Importancia de derrotar a las élites del atraso

Por más críticas que se hagan y haya que hacer al PT, con él ocurrió algo inédito en la historia política del país. Alguien del piso de abajo consiguió perforar el blindaje que las clases del poder, de la comunicación y del dinero montaron durante siglos para minimizar al máximo las políticas públicas en beneficio de millones de empobrecidos. El lema era: políticas ricas para los ricos y políticas pobres para los pobres. Así estos no se rebelarían.

La verdad es que las élites adineradas nunca aceptaron que un obrero, elegido por voto popular, llegase al poder central. Es un hecho que ellas también se beneficiaron, pues la naturaleza de su acumulación, una de las más altas del mundo, ni siquiera fue tocada.

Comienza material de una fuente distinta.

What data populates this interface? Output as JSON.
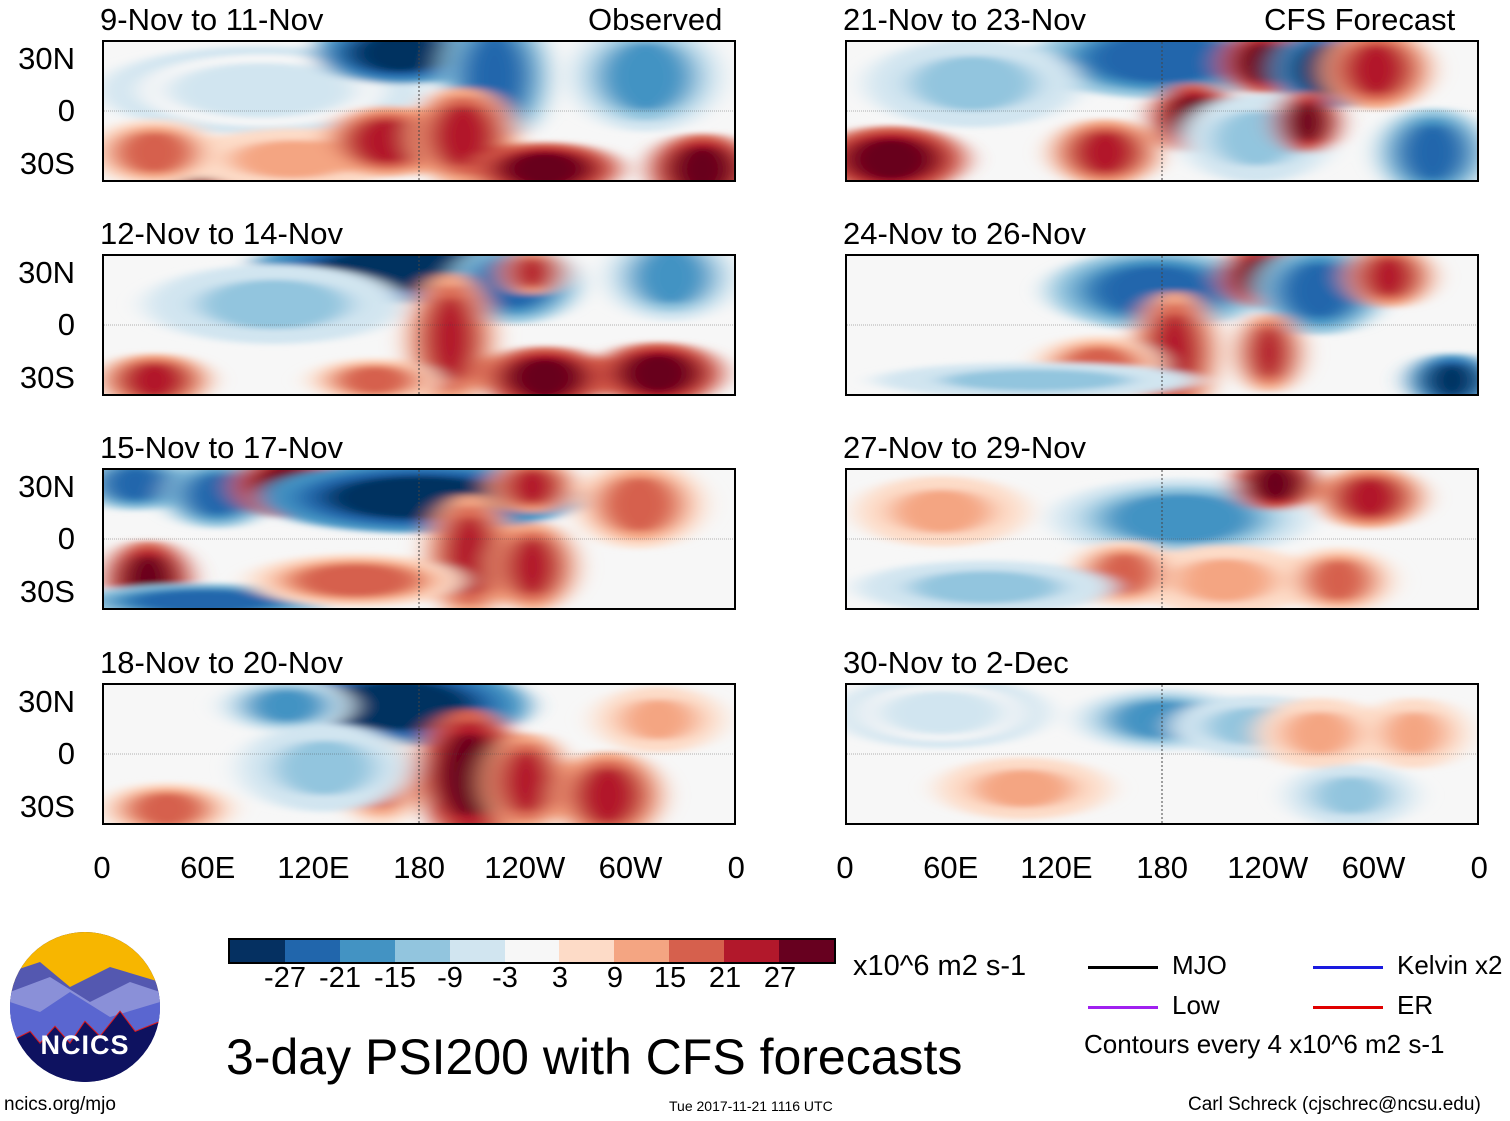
{
  "title": "3-day PSI200 with CFS forecasts",
  "left_header": "Observed",
  "right_header": "CFS Forecast",
  "panels_left": [
    "9-Nov to 11-Nov",
    "12-Nov to 14-Nov",
    "15-Nov to 17-Nov",
    "18-Nov to 20-Nov"
  ],
  "panels_right": [
    "21-Nov to 23-Nov",
    "24-Nov to 26-Nov",
    "27-Nov to 29-Nov",
    "30-Nov to 2-Dec"
  ],
  "lat_labels": [
    "30N",
    "0",
    "30S"
  ],
  "lon_labels": [
    "0",
    "60E",
    "120E",
    "180",
    "120W",
    "60W",
    "0"
  ],
  "colorbar": {
    "colors": [
      "#053061",
      "#2166ac",
      "#4393c3",
      "#92c5de",
      "#d1e5f0",
      "#f7f7f7",
      "#fddbc7",
      "#f4a582",
      "#d6604d",
      "#b2182b",
      "#67001f"
    ],
    "ticks": [
      "-27",
      "-21",
      "-15",
      "-9",
      "-3",
      "3",
      "9",
      "15",
      "21",
      "27"
    ],
    "units": "x10^6 m2 s-1"
  },
  "legend": {
    "items": [
      {
        "label": "MJO",
        "color": "#000000"
      },
      {
        "label": "Kelvin x2",
        "color": "#1a1adf"
      },
      {
        "label": "Low",
        "color": "#a020f0"
      },
      {
        "label": "ER",
        "color": "#e00000"
      }
    ],
    "contour_note": "Contours every 4 x10^6 m2 s-1"
  },
  "logo_text": "NCICS",
  "footer": {
    "left": "ncics.org/mjo",
    "center": "Tue 2017-11-21 1116 UTC",
    "right": "Carl Schreck (cjschrec@ncsu.edu)"
  }
}
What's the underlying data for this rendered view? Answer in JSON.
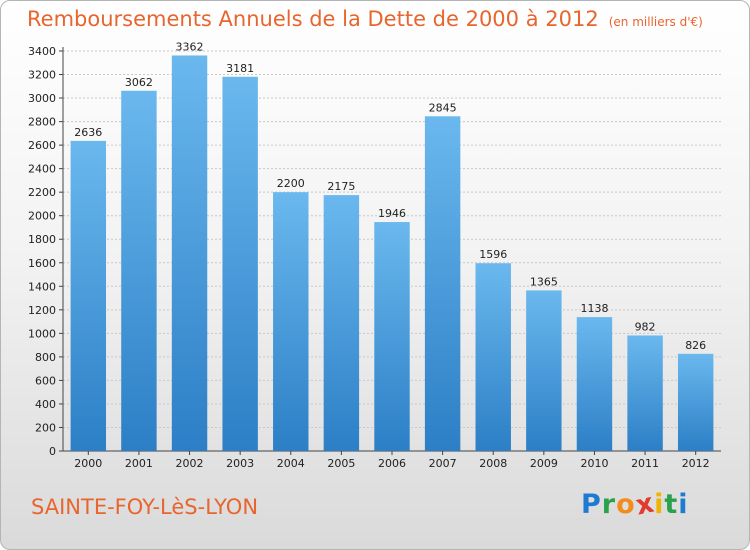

Pero permanecía aquella espina dolorosa: tener que aceptar que el lugar supuestamente de ellos fuese ocupado por alguien venido de afuera, sobreviviente de la gran tributación impuesta a los pobres, negros, indígenas, obreros durante todo el tiempo de la existencia de Brasil. El nombre de su horror es Luiz Inácio Lula da Silva.
Ahora esta élite despertó. Se dio cuenta de que estas políticas de inclusión social podrían consolidarse y modificar la lógica de su acumulación abusiva.

Como es conocido por los historiadores que leyeron y leen nuestra historia apartir de las víctimas, es el caso del mulato Capistrano de Abreu, del académico José Honório Rodrigues y del sociólogo Jessé Souza entre otros, diferente de la historia oficial, escrita siempren por mano blanca, todas las veces que las clases subalternas levantaron la cabeza buscando mejorar sus vidas, su cabeza fue pronto golpeada y los pobres reconducidos a la marginalidad, de donde nunca deberían haber salido.

La violencia en las varias fases de nuestra historia fue siempre dura, con prisiones, exilios, fusilamientos y ahorcamientos de los revoltosos y particularmente en lo que se refiere a los pobres y negros, cientos de estos últimos asesinados todavía en este año.

La política de conciliación de las clases opulentas, a contracorriente de las reclamaciones populares, detentó siempre el poder y los medios de control y represión. Y lo usaron ampliamente.

No es diferente en el actual golpe jurídico-parlamentario de 2016 que injustamente apeó del poder a la Presidenta Dilma Rousseff.

El golpe no necesitó esta vez de garrotes y de tanques. Bastó atraer a las élites adineradas, a las 270 mil personas (menos del 1% de la población) que controlan más de la mitad del flujo financiero del país, asociadas a los medios de comunicación de masas, claramente golpistas y antipopulares, para asaltar el poder del Estado y a partir de ahí hacer las reformas que los benefician absurdamente.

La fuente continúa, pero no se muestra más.